Evidence from multiple outbreak sites demonstrates that the H1N1 pandemic virus has rapidly established itself and is now the dominant influenza strain in most parts of the world. The pandemic will persist in the coming months as the virus continues to move through susceptible populations. The overwhelming majority of patients continue to experience mild illness. Although the virus can cause severe and fatal illness, even in young and healthy people, the number of such cases remains small. Clinicians from around the world are reporting a very severe form of the disease, again even in young and otherwise healthy people, that is rarely seen during seasonal influenza infections [5]. The World Health Organization is advising countries in the northern hemisphere to prepare for a second wave of pandemic spread during the next winter. Countries with tropical climates, where the pandemic virus arrived later than elsewhere, also need to prepare for an increasing number of cases [5]. As the outbreak of influenza A (H1N1) virus has been relatively recent, reports on this subject are limited.

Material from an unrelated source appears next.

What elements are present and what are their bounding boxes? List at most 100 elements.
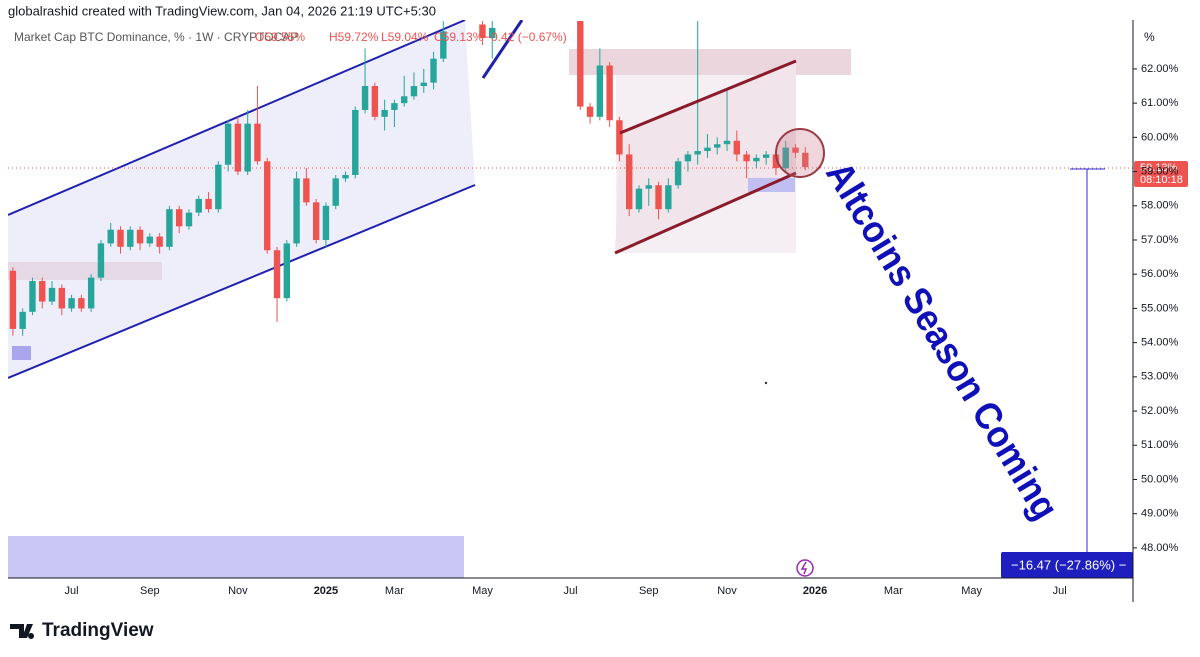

For the majority of patients with pneumonia, chest radiography provides adequate imaging information and a CT scan is not warranted. However, CT, particularly HRCT, is helpful especially when there is a high clinical suspicion for pneumonia in the presence of normal or questionable radiographic findings, or for assessing complications or evidence of mixed infections in patients with known pneumonia who are failing to respond to appropriate therapy [6].